Vai M, Orlandi I, Cavadini P, Alberghina L, Popolo L
Dipartimento di Fisiologia e Biochimica Generali, Università degli Studi di Milano, Italy.
Yeast. 1996 Mar 30;12(4):361-8. doi: 10.1002/(SICI)1097-0061(19960330)12:4%3C361::AID-YEA920%3E3.0.CO;2-T.

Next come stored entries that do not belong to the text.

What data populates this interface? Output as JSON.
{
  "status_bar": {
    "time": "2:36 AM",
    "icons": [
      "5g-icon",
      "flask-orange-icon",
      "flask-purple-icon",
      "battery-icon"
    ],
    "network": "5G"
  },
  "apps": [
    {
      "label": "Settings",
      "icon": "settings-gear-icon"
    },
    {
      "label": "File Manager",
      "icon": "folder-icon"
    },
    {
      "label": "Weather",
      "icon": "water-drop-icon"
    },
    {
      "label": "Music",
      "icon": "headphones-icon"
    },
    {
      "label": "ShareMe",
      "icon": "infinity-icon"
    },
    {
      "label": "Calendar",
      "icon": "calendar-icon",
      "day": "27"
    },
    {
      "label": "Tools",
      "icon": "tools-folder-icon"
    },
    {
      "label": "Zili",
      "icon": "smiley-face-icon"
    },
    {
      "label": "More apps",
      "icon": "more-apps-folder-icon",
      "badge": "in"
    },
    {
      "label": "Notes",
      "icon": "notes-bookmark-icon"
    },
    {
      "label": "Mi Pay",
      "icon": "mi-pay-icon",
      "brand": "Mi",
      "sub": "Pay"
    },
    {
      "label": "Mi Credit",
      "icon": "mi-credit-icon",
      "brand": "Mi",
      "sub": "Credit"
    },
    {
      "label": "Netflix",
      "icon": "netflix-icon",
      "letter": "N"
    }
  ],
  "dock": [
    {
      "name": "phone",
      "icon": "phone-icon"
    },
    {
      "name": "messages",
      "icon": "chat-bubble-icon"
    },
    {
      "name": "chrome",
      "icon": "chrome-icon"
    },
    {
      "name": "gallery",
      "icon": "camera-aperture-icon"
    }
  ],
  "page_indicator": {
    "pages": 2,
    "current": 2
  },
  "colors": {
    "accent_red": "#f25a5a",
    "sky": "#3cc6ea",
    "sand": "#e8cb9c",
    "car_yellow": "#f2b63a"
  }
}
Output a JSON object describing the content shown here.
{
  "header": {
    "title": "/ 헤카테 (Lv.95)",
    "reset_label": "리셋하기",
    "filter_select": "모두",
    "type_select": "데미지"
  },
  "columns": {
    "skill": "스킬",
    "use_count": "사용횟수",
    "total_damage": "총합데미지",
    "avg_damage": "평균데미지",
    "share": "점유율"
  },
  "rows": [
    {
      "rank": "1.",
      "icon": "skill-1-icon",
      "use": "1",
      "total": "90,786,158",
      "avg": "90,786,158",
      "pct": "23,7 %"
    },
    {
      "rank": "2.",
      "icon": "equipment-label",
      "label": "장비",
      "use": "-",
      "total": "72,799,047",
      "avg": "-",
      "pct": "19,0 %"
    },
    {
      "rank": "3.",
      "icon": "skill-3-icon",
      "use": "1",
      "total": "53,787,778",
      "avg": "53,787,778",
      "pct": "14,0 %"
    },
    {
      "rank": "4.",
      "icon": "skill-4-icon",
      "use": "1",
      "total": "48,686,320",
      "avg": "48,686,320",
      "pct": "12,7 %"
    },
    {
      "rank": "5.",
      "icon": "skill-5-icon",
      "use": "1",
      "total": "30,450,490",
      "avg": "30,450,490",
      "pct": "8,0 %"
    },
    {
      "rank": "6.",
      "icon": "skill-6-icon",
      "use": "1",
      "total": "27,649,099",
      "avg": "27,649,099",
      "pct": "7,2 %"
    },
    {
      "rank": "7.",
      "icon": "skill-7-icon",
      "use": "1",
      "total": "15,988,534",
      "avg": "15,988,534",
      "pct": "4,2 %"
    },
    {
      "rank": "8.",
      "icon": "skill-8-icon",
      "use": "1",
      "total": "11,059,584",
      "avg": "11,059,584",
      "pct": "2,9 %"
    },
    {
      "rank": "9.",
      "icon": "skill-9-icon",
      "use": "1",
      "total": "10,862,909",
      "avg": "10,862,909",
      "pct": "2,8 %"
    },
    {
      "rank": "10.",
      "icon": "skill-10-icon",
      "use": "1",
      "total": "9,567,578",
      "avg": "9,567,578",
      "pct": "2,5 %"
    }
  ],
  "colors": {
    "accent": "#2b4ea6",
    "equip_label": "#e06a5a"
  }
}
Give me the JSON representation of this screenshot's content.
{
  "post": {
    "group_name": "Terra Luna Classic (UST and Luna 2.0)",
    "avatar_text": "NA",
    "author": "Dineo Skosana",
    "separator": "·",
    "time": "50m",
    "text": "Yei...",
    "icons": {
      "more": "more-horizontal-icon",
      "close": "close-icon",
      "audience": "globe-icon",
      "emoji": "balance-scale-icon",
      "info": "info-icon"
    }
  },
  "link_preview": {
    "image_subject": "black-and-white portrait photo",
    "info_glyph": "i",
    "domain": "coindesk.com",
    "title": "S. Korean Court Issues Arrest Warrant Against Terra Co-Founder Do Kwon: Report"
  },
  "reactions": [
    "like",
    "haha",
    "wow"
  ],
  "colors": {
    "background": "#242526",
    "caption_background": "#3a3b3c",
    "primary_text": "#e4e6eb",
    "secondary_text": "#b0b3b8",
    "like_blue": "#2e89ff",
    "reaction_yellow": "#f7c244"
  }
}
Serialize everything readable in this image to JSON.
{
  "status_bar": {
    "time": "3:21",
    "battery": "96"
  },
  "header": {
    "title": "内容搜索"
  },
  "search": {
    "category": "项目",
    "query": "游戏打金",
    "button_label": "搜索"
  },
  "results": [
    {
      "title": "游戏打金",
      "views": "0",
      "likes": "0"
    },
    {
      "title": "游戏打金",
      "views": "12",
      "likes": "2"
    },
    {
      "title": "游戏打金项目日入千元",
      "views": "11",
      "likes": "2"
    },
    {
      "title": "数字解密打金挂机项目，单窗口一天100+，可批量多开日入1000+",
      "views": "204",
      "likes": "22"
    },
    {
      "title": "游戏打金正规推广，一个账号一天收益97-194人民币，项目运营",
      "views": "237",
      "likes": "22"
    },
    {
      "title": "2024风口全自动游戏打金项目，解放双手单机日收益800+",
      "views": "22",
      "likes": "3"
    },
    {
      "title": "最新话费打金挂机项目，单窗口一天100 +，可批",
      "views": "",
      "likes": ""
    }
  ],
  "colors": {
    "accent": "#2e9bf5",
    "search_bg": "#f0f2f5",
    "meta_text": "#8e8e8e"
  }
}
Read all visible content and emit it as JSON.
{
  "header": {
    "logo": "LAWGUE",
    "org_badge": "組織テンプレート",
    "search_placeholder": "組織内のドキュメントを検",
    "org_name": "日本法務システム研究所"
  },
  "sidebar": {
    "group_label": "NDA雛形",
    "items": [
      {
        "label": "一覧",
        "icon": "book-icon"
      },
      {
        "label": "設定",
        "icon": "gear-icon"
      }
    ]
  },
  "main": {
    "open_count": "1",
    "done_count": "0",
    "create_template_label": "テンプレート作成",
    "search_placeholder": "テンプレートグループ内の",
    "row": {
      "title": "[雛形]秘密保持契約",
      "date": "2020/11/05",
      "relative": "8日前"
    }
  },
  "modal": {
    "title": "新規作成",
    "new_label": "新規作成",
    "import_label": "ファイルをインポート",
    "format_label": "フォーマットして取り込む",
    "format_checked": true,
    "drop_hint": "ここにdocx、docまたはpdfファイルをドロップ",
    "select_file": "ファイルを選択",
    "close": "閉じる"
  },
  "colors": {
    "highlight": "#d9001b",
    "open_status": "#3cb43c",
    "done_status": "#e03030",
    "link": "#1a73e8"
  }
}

The GGP1/GAS1/CWH52 gene of Saccharomyces cerevisiae encodes a major exocellular 115 kDa glycoprotein (gp115) anchored to the plasma membrane through a glycosylphosphatidylinositol (GPI). The function of gp115 is still unknown but the analysis of null mutants suggests a possible role in the control of morphogenesis. PHR1 gene isolated from Candida alibicans is homologous to the GGP1 gene. In this report we have analysed the ability of PHR1 to complement a ggp1 delta mutation in S. cerevisiae. The expression of PHR1 controlled by its natural promoter or by the GGP1 promoter has been studied. In both cases we have observed a complete complementation of the mutant phenotype. Moreover, immunological analysis has revealed that PHR1 in budding yeast gives rise to a 75-80 kDa protein anchored to the membrane through a GPI, indicating that the signal for GPI attachment present in the C. albicans gene product is functional in S. cerevisiae.
酿酒酵母的GGP1/GAS1/CWH52基因编码一种主要的细胞外115 kDa糖蛋白(gp115),该蛋白通过糖基磷脂酰肌醇(GPI)锚定在质膜上。gp115的功能尚不清楚,但对缺失突变体的分析表明其在形态发生控制中可能发挥作用。从白色念珠菌中分离出的PHR1基因与GGP1基因同源。在本报告中,我们分析了PHR1互补酿酒酵母ggp1δ突变的能力。研究了由其天然启动子或GGP1启动子控制的PHR1的表达。在这两种情况下,我们都观察到突变表型的完全互补。此外,免疫分析表明,出芽酵母中的PHR1产生一种75 - 80 kDa的蛋白,该蛋白通过GPI锚定在膜上,这表明白色念珠菌基因产物中存在的GPI附着信号在酿酒酵母中具有功能。